MY VIRTUAL WORLD API
Front-end
Interactive Interface to enter the statistics for simulation:
PERFORMANCE METRICS
To evaluate the efficacy of each routing approach, we will consider 3 dependent variables,
and 9 independent variables:
Dependent Variables
1. Answer Ratio = (the number of people who answered the question) / (the # of people
who received the question)
2. Pass Ratio = (the number of people who passed the question to another person) / (the #
of people who received the question)
3. Average Knowledge Per Question = (for each question answered, sum of the answerers
knowledge of that question) / (the # of questions)
Independent Variables
1. # of Persons = size of social network = (200)
2. # of Friendships Per Person. = (5)
3. # of Tags = size of the tag dictionary = (20)
4. # of Questions = the number of questions asked = (from 10 to 100, incrementing by 10)
5. # of Tags Per Question = (1)
6. Friend Response Rate = the probability that a person will respond to a friends question by
either answering the question or passing it to another friend. = (.5)
7. Non-friend Response Rate = the probability that a person will respond to a non-friends
question by either answering the question or passing it to another friend. = (.5)
8. Maximum # of Passes Per Question = (10)

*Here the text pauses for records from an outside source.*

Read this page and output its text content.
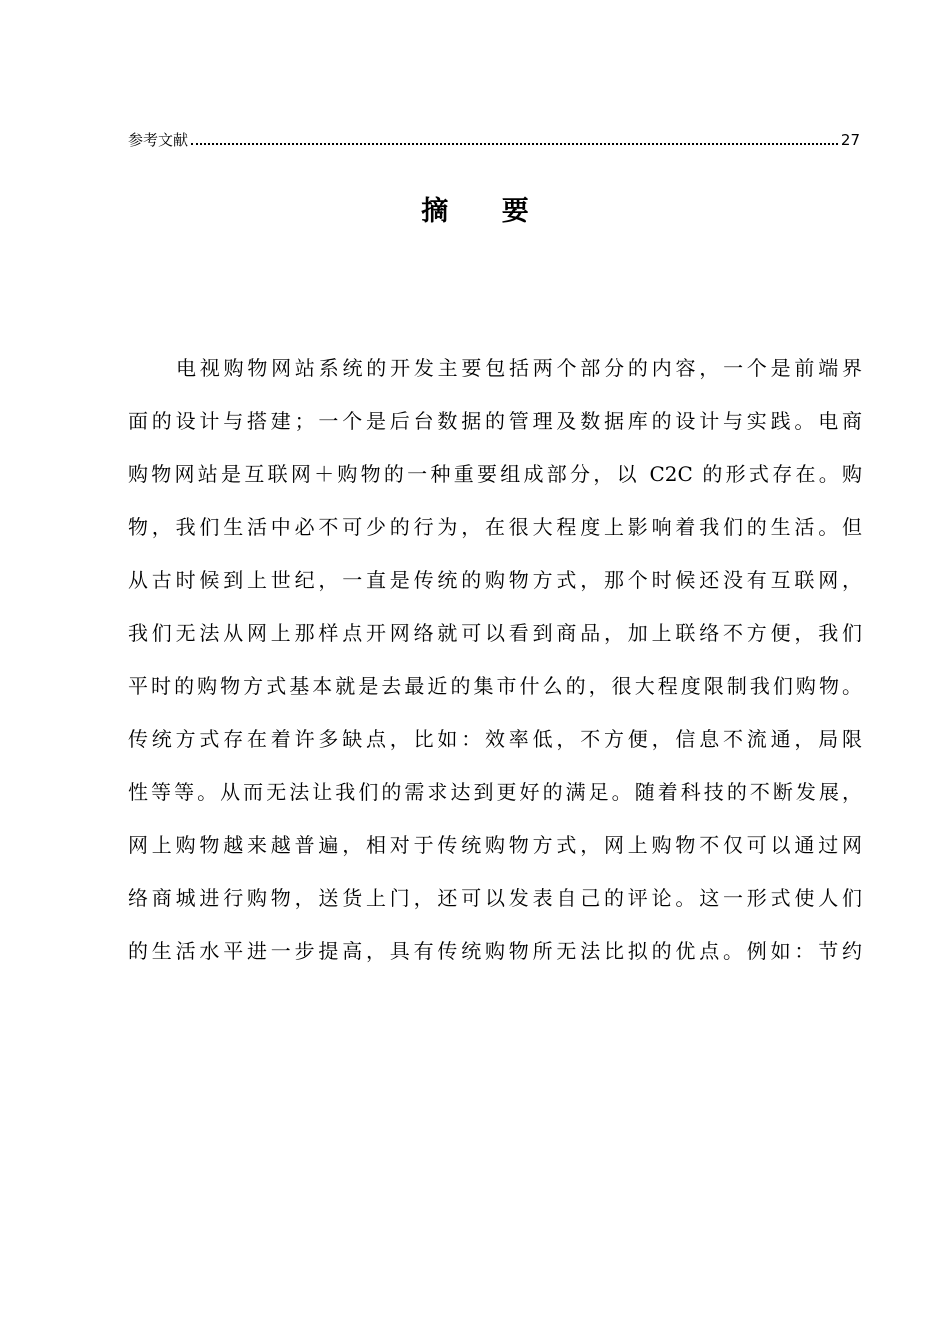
参考文献	27
摘 要
电视购物网站系统的开发主要包括两个部分的内容，一个是前端界
面的设计与搭建；一个是后台数据的管理及数据库的设计与实践。电商
购物网站是互联网＋购物的一种重要组成部分，以 C2C 的形式存在。购
物，我们生活中必不可少的行为，在很大程度上影响着我们的生活。但
从古时候到上世纪，一直是传统的购物方式，那个时候还没有互联网，
我们无法从网上那样点开网络就可以看到商品，加上联络不方便，我们
平时的购物方式基本就是去最近的集市什么的，很大程度限制我们购物。
传统方式存在着许多缺点，比如：效率低，不方便，信息不流通，局限
性等等。从而无法让我们的需求达到更好的满足。随着科技的不断发展，
网上购物越来越普遍，相对于传统购物方式，网上购物不仅可以通过网
络商城进行购物，送货上门，还可以发表自己的评论。这一形式使人们
的生活水平进一步提高，具有传统购物所无法比拟的优点。例如：节约
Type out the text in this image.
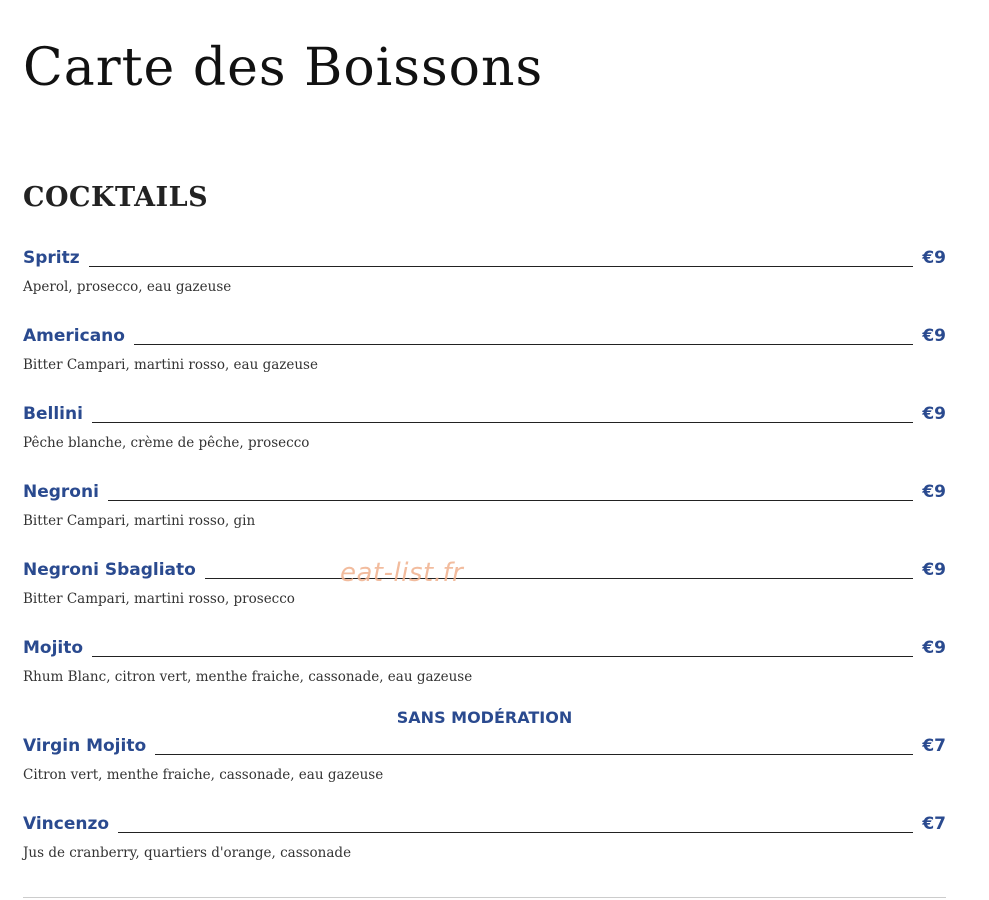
Carte des Boissons
COCKTAILS
Spritz	€9
Aperol, prosecco, eau gazeuse
Americano	€9
Bitter Campari, martini rosso, eau gazeuse
Bellini	€9
Pêche blanche, crème de pêche, prosecco
Negroni	€9
Bitter Campari, martini rosso, gin
Negroni Sbagliato	€9
Bitter Campari, martini rosso, prosecco
Mojito	€9
Rhum Blanc, citron vert, menthe fraiche, cassonade, eau gazeuse
SANS MODÉRATION
Virgin Mojito	€7
Citron vert, menthe fraiche, cassonade, eau gazeuse
Vincenzo	€7
Jus de cranberry, quartiers d'orange, cassonade
eat-list.fr
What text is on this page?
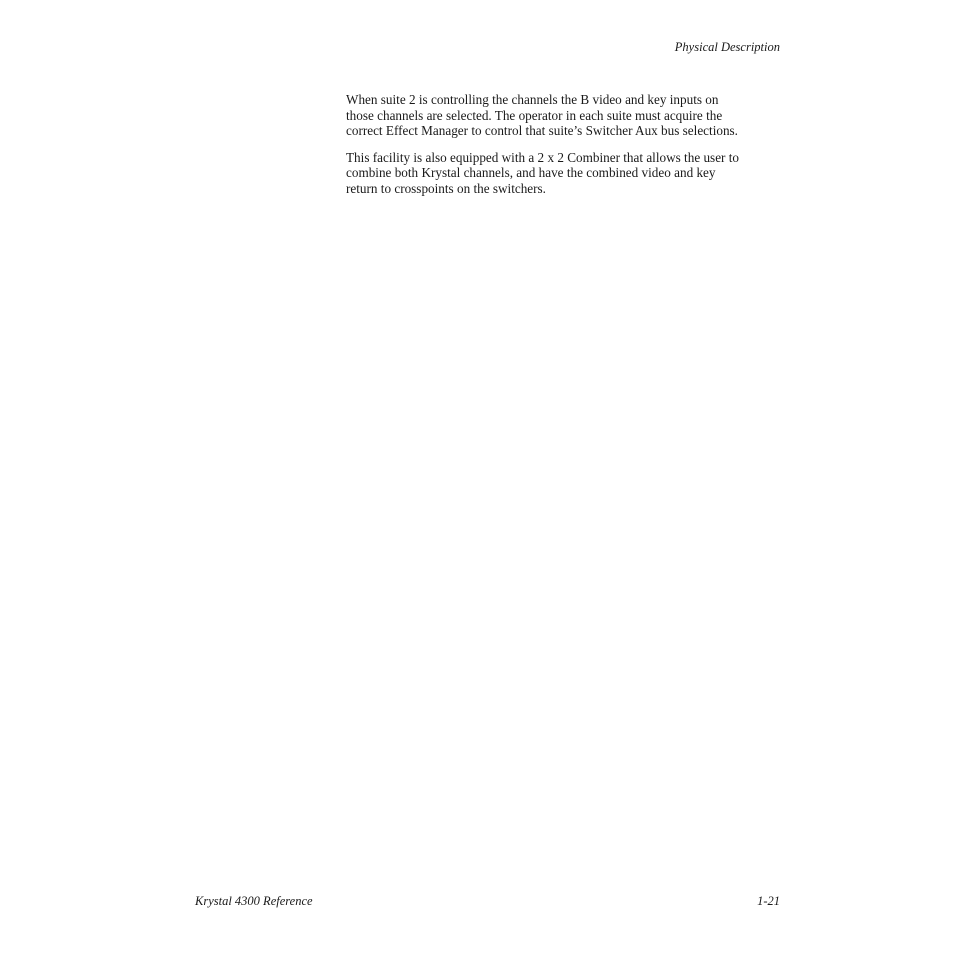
Physical Description

When suite 2 is controlling the channels the B video and key inputs on
those channels are selected. The operator in each suite must acquire the
correct Effect Manager to control that suite’s Switcher Aux bus selections.

This facility is also equipped with a 2 x 2 Combiner that allows the user to
combine both Krystal channels, and have the combined video and key
return to crosspoints on the switchers.

Krystal 4300 Reference	1-21
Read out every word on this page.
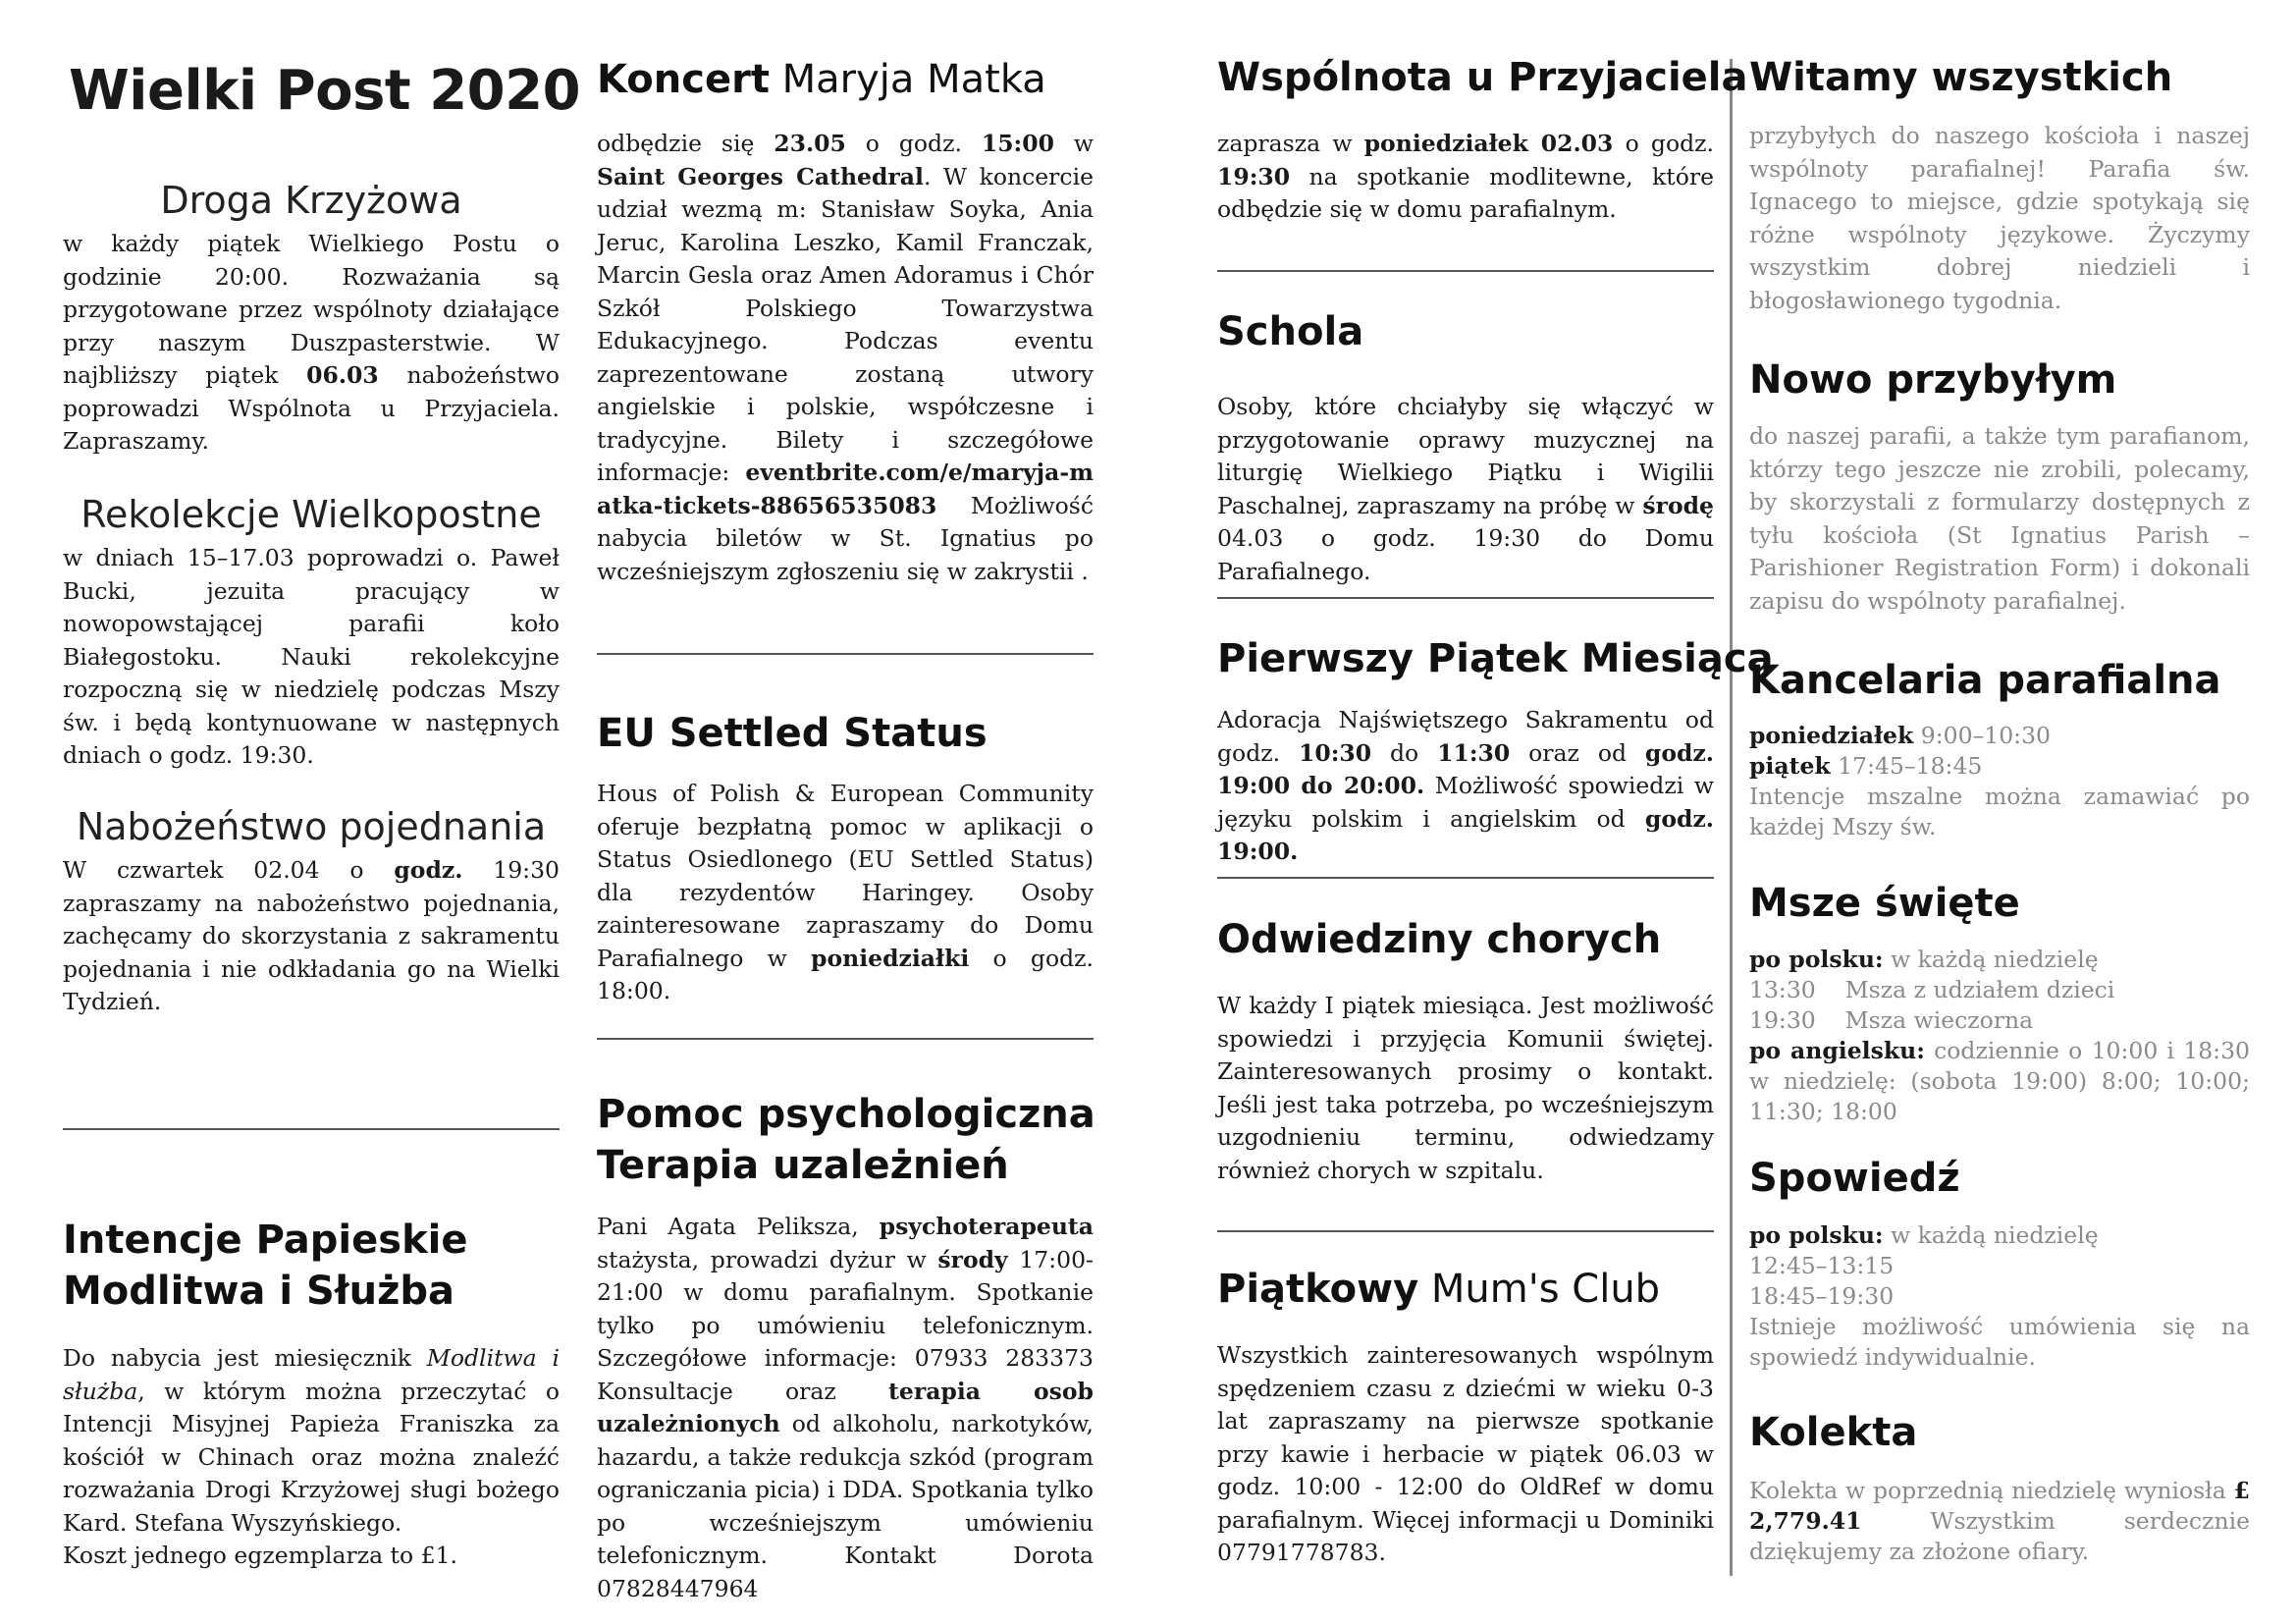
Wielki Post 2020
Droga Krzyżowa

w każdy piątek Wielkiego Postu o godzinie 20:00. Rozważania są przygotowane przez wspólnoty działające przy naszym Duszpasterstwie. W najbliższy piątek 06.03 nabożeństwo poprowadzi Wspólnota u Przyjaciela. Zapraszamy.

Rekolekcje Wielkopostne

w dniach 15–17.03 poprowadzi o. Paweł Bucki, jezuita pracujący w nowopowstającej parafii koło Białegostoku. Nauki rekolekcyjne rozpoczną się w niedzielę podczas Mszy św. i będą kontynuowane w następnych dniach o godz. 19:30.

Nabożeństwo pojednania

W czwartek 02.04 o godz. 19:30 zapraszamy na nabożeństwo pojednania, zachęcamy do skorzystania z sakramentu pojednania i nie odkładania go na Wielki Tydzień.

Intencje Papieskie
Modlitwa i Służba

Do nabycia jest miesięcznik Modlitwa i służba, w którym można przeczytać o Intencji Misyjnej Papieża Franiszka za kościół w Chinach oraz można znaleźć rozważania Drogi Krzyżowej sługi bożego Kard. Stefana Wyszyńskiego.
Koszt jednego egzemplarza to £1.

Koncert Maryja Matka

odbędzie się 23.05 o godz. 15:00 w Saint Georges Cathedral. W koncercie udział wezmą m: Stanisław Soyka, Ania Jeruc, Karolina Leszko, Kamil Franczak, Marcin Gesla oraz Amen Adoramus i Chór Szkół Polskiego Towarzystwa Edukacyjnego. Podczas eventu zaprezentowane zostaną utwory angielskie i polskie, współczesne i tradycyjne. Bilety i szczegółowe informacje: eventbrite.com/e/maryja-matka-tickets-88656535083 Możliwość nabycia biletów w St. Ignatius po wcześniejszym zgłoszeniu się w zakrystii .

EU Settled Status

Hous of Polish & European Community oferuje bezpłatną pomoc w aplikacji o Status Osiedlonego (EU Settled Status) dla rezydentów Haringey. Osoby zainteresowane zapraszamy do Domu Parafialnego w poniedziałki o godz. 18:00.

Pomoc psychologiczna
Terapia uzależnień

Pani Agata Peliksza, psychoterapeuta stażysta, prowadzi dyżur w środy 17:00-21:00 w domu parafialnym. Spotkanie tylko po umówieniu telefonicznym. Szczegółowe informacje: 07933 283373 Konsultacje oraz terapia osob uzależnionych od alkoholu, narkotyków, hazardu, a także redukcja szkód (program ograniczania picia) i DDA. Spotkania tylko po wcześniejszym umówieniu telefonicznym. Kontakt Dorota 07828447964

Wspólnota u Przyjaciela

zaprasza w poniedziałek 02.03 o godz. 19:30 na spotkanie modlitewne, które odbędzie się w domu parafialnym.

Schola

Osoby, które chciałyby się włączyć w przygotowanie oprawy muzycznej na liturgię Wielkiego Piątku i Wigilii Paschalnej, zapraszamy na próbę w środę 04.03 o godz. 19:30 do Domu Parafialnego.

Pierwszy Piątek Miesiąca

Adoracja Najświętszego Sakramentu od godz. 10:30 do 11:30 oraz od godz. 19:00 do 20:00. Możliwość spowiedzi w języku polskim i angielskim od godz. 19:00.

Odwiedziny chorych

W każdy I piątek miesiąca. Jest możliwość spowiedzi i przyjęcia Komunii świętej. Zainteresowanych prosimy o kontakt. Jeśli jest taka potrzeba, po wcześniejszym uzgodnieniu terminu, odwiedzamy również chorych w szpitalu.

Piątkowy Mum's Club

Wszystkich zainteresowanych wspólnym spędzeniem czasu z dziećmi w wieku 0-3 lat zapraszamy na pierwsze spotkanie przy kawie i herbacie w piątek 06.03 w godz. 10:00 - 12:00 do OldRef w domu parafialnym. Więcej informacji u Dominiki 07791778783.

Witamy wszystkich

przybyłych do naszego kościoła i naszej wspólnoty parafialnej! Parafia św. Ignacego to miejsce, gdzie spotykają się różne wspólnoty językowe. Życzymy wszystkim dobrej niedzieli i błogosławionego tygodnia.

Nowo przybyłym

do naszej parafii, a także tym parafianom, którzy tego jeszcze nie zrobili, polecamy, by skorzystali z formularzy dostępnych z tyłu kościoła (St Ignatius Parish – Parishioner Registration Form) i dokonali zapisu do wspólnoty parafialnej.

Kancelaria parafialna
poniedziałek 9:00–10:30
piątek 17:45–18:45

Intencje mszalne można zamawiać po każdej Mszy św.

Msze święte
po polsku: w każdą niedzielę
13:30    Msza z udziałem dzieci
19:30    Msza wieczorna

po angielsku: codziennie o 10:00 i 18:30 w niedzielę: (sobota 19:00) 8:00; 10:00; 11:30; 18:00

Spowiedź
po polsku: w każdą niedzielę
12:45–13:15
18:45–19:30

Istnieje możliwość umówienia się na spowiedź indywidualnie.

Kolekta

Kolekta w poprzednią niedzielę wyniosła £ 2,779.41 Wszystkim serdecznie dziękujemy za złożone ofiary.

9. RouterApproachType = algorithm which decides which friend to pass a question to =
(RandomRank, FriendRank, ExpertRank)
We assume that a routing approach is effective to the extent that it maximizes the Average
Knowledge Per Question.
EXPERIMENTAL EVALUATION
We have run the simulation
We successfully designed and implemented an abstract framework for testing question routing,
and used this framework to compare the performance of three approaches to routing questions,
RandomRank, FriendRank, and ExpertRank. While the results of our experiment did not provide
strong evidence that the algorithms have significant performance differences, we cannot yet
conclude that these approaches lack significant performance differences. We believe that we
may be able discern significant performance differences by tweaking the indepedent variables,
and/or changing the initial topology of the question maps. We hypothesize that the near
uniformity of performance across the router approach types may be due to the random
distribution of knowledge across the social network.
CONCLUSION
We would like to revise ExpertRank, which currently only uses centrality to discern
expertise. This centrality measure does not take into account the knowledge scores of
friends, but rather only relies on the structure of the question maps, how people have
historically
passed questions. But when we test ExpertRank, we generate these question maps without
reference to the knowledge scores of any of the people, but only with reference to the
existing structural centrality of the question maps. This means that the structure of the
question maps will not reflect the knowledge scores of any of the people, and may explain
why ExpertRank performs similarly to RandomRank. To overcome this, we would like to
revise ExpertRank to take into account FriendRank or some other method that uses accurate
knowledge scores of friends.
Also, we would like to revise and test certain assumptions, which we think would make the
question routing model more realistic. For example, not everyone has the same number of
friends. We would like to find out the actual distribution of friends in social networks in
order to test our model. Similarly, we would like to test our model on actual distributions of
tags based on the frequencies of words in the English language. And we would like to find
out how our model works when we allow users to both answer a question and route it. And
finally, we would like to found out the likelihood that a question is posed by an expert, so
that we can more accurately model the seeding of questions in our network.